Protein A Magnetic Beads

Product details

Features:

Easy to use, high-binding capacity, non-adherent beads.

Support Characteristics: Paramagnetic, spherical, 6 % cross-linked agarose.

Ligand: Recombinant Protein A.

Particle Size: 75 – 150 μm.

Binding Capacity: Generally >25 mg human IgG/ml wet beads.

Working Temperature: Room temperature.

Storage Solution: PBS with 0.02% Sodium Azide.

Storage Temperature: 4 – 8 °C.

Applications:

Useful for immunoprecipitation and enrichment of IgG antibodies.
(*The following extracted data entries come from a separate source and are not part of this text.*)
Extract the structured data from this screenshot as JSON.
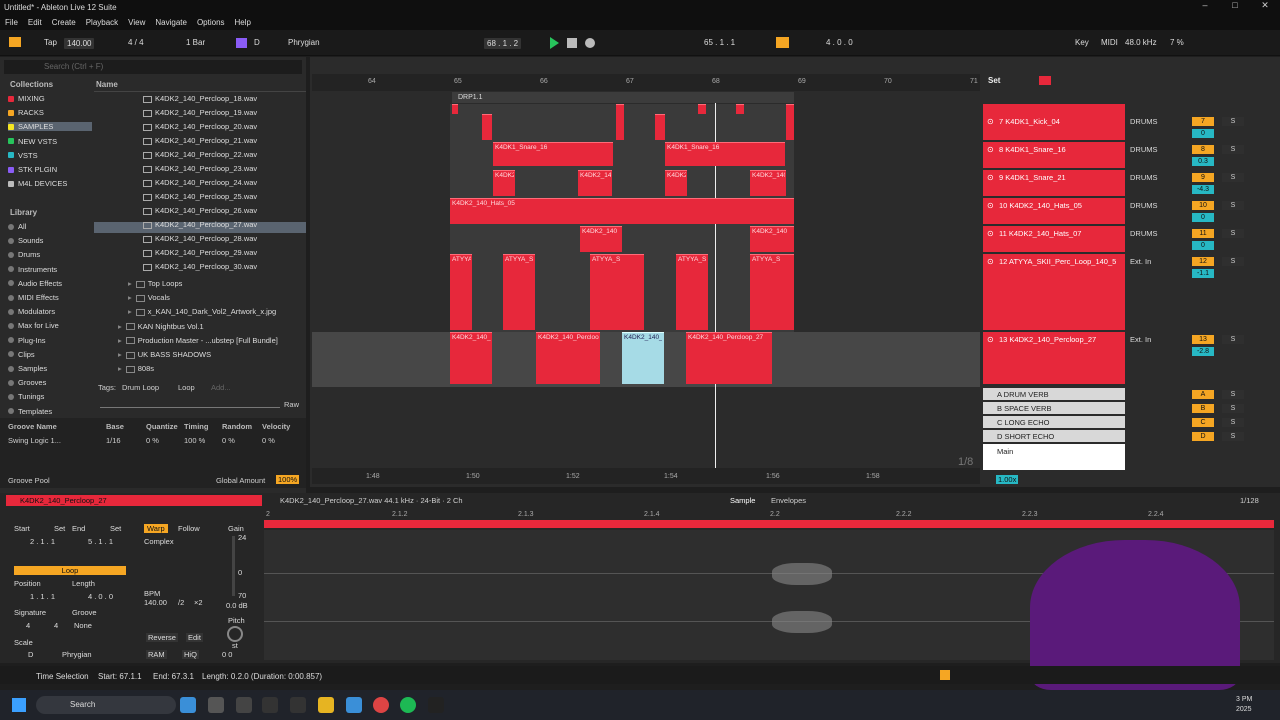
{
  "window": {
    "title": "Untitled* - Ableton Live 12 Suite",
    "min": "–",
    "max": "□",
    "close": "✕"
  },
  "menu": [
    "File",
    "Edit",
    "Create",
    "Playback",
    "View",
    "Navigate",
    "Options",
    "Help"
  ],
  "toolbar": {
    "tap": "Tap",
    "tempo": "140.00",
    "sig": "4 / 4",
    "quant": "1 Bar",
    "key": "D",
    "scale": "Phrygian",
    "pos": "68 .  1 .  2",
    "loop_start": "65 .  1 .  1",
    "loop_len": "4 .  0 .  0",
    "key_btn": "Key",
    "midi": "MIDI",
    "rate": "48.0 kHz",
    "cpu": "7 %"
  },
  "browser": {
    "search_placeholder": "Search (Ctrl + F)",
    "collections_label": "Collections",
    "name_header": "Name",
    "collections": [
      {
        "label": "MIXING",
        "color": "#e7283b"
      },
      {
        "label": "RACKS",
        "color": "#f5a623"
      },
      {
        "label": "SAMPLES",
        "color": "#f5e623"
      },
      {
        "label": "NEW VSTS",
        "color": "#27c45c"
      },
      {
        "label": "VSTS",
        "color": "#27b8c4"
      },
      {
        "label": "STK PLGIN",
        "color": "#8a5cf6"
      },
      {
        "label": "M4L DEVICES",
        "color": "#bbbbbb"
      }
    ],
    "library_label": "Library",
    "library": [
      "All",
      "Sounds",
      "Drums",
      "Instruments",
      "Audio Effects",
      "MIDI Effects",
      "Modulators",
      "Max for Live",
      "Plug-Ins",
      "Clips",
      "Samples",
      "Grooves",
      "Tunings",
      "Templates"
    ],
    "files": [
      "K4DK2_140_Percloop_18.wav",
      "K4DK2_140_Percloop_19.wav",
      "K4DK2_140_Percloop_20.wav",
      "K4DK2_140_Percloop_21.wav",
      "K4DK2_140_Percloop_22.wav",
      "K4DK2_140_Percloop_23.wav",
      "K4DK2_140_Percloop_24.wav",
      "K4DK2_140_Percloop_25.wav",
      "K4DK2_140_Percloop_26.wav",
      "K4DK2_140_Percloop_27.wav",
      "K4DK2_140_Percloop_28.wav",
      "K4DK2_140_Percloop_29.wav",
      "K4DK2_140_Percloop_30.wav"
    ],
    "folders": [
      "Top Loops",
      "Vocals",
      "x_KAN_140_Dark_Vol2_Artwork_x.jpg",
      "KAN Nightbus Vol.1",
      "Production Master - ...ubstep [Full Bundle]",
      "UK BASS SHADOWS",
      "808s"
    ],
    "tags_label": "Tags:",
    "tag1": "Drum Loop",
    "tag2": "Loop",
    "add": "Add...",
    "raw": "Raw",
    "groove_headers": [
      "Groove Name",
      "Base",
      "Quantize",
      "Timing",
      "Random",
      "Velocity"
    ],
    "groove_row": [
      "Swing Logic 1...",
      "1/16",
      "0 %",
      "100 %",
      "0 %",
      "0 %"
    ],
    "groove_pool": "Groove Pool",
    "global_amount": "Global Amount",
    "global_val": "100%"
  },
  "arrangement": {
    "bars": [
      "64",
      "65",
      "66",
      "67",
      "68",
      "69",
      "70",
      "71"
    ],
    "times": [
      "1:48",
      "1:50",
      "1:52",
      "1:54",
      "1:56",
      "1:58"
    ],
    "locator": "DRP1.1",
    "set": "Set",
    "fraction": "1/8",
    "zoom": "1.00x",
    "tracks": [
      {
        "name": "7 K4DK1_Kick_04",
        "group": "DRUMS",
        "num": "7",
        "vol": "0"
      },
      {
        "name": "8 K4DK1_Snare_16",
        "group": "DRUMS",
        "num": "8",
        "vol": "0.3"
      },
      {
        "name": "9 K4DK1_Snare_21",
        "group": "DRUMS",
        "num": "9",
        "vol": "-4.3"
      },
      {
        "name": "10 K4DK2_140_Hats_05",
        "group": "DRUMS",
        "num": "10",
        "vol": "0"
      },
      {
        "name": "11 K4DK2_140_Hats_07",
        "group": "DRUMS",
        "num": "11",
        "vol": "0"
      },
      {
        "name": "12 ATYYA_SKII_Perc_Loop_140_5",
        "group": "Ext. In",
        "num": "12",
        "vol": "-1.1"
      },
      {
        "name": "13 K4DK2_140_Percloop_27",
        "group": "Ext. In",
        "num": "13",
        "vol": "-2.8"
      }
    ],
    "returns": [
      {
        "name": "A DRUM VERB",
        "letter": "A"
      },
      {
        "name": "B SPACE VERB",
        "letter": "B"
      },
      {
        "name": "C LONG ECHO",
        "letter": "C"
      },
      {
        "name": "D SHORT ECHO",
        "letter": "D"
      }
    ],
    "main": "Main",
    "clip_labels": {
      "snare16": "K4DK1_Snare_16",
      "hats05": "K4DK2_140_Hats_05",
      "atyya": "ATYYA_S",
      "percloop": "K4DK2_140_Percloop_27",
      "k4d": "K4DK2_140"
    }
  },
  "detail": {
    "clip_name": "K4DK2_140_Percloop_27",
    "sample_info": "K4DK2_140_Percloop_27.wav  44.1 kHz · 24-Bit · 2 Ch",
    "tab_sample": "Sample",
    "tab_env": "Envelopes",
    "grid": "1/128",
    "ruler": [
      "2",
      "2.1.2",
      "2.1.3",
      "2.1.4",
      "2.2",
      "2.2.2",
      "2.2.3",
      "2.2.4"
    ],
    "start": "Start",
    "end": "End",
    "set": "Set",
    "start_val": "2 .  1 .  1",
    "end_val": "5 .  1 .  1",
    "warp": "Warp",
    "follow": "Follow",
    "mode": "Complex",
    "loop": "Loop",
    "position": "Position",
    "length": "Length",
    "pos_val": "1 .  1 .  1",
    "len_val": "4 .  0 .  0",
    "signature": "Signature",
    "groove": "Groove",
    "sig_n": "4",
    "sig_d": "4",
    "groove_val": "None",
    "bpm": "BPM",
    "bpm_val": "140.00",
    "half": "/2",
    "double": "×2",
    "gain": "Gain",
    "gain_top": "24",
    "gain_mid": "0",
    "gain_bot": "70",
    "gain_val": "0.0 dB",
    "pitch": "Pitch",
    "st": "st",
    "reverse": "Reverse",
    "edit": "Edit",
    "ram": "RAM",
    "hiq": "HiQ",
    "scale": "Scale",
    "scale_key": "D",
    "scale_name": "Phrygian",
    "detune": "0   0"
  },
  "status": {
    "label": "Time Selection",
    "start": "Start: 67.1.1",
    "end": "End: 67.3.1",
    "length": "Length: 0.2.0 (Duration: 0:00.857)"
  },
  "taskbar": {
    "search": "Search",
    "time": "3 PM",
    "year": "2025"
  },
  "colors": {
    "clip": "#e7283b",
    "accent": "#f5a623",
    "teal": "#27b8c4"
  }
}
High affinity for Fc region of IgG antibodies from a variety of species.

Protein A binds to most human and mouse IgG subclasses (e.g., human IgG1, IgG2, IgG4; mouse IgG1, IgG2a, IgG2b, IgG3).

It also binds to total IgG from cow, guinea pig, hamster, horse, pig, and rabbit. Protein A has little affinity to chicken, goat, rat and sheep.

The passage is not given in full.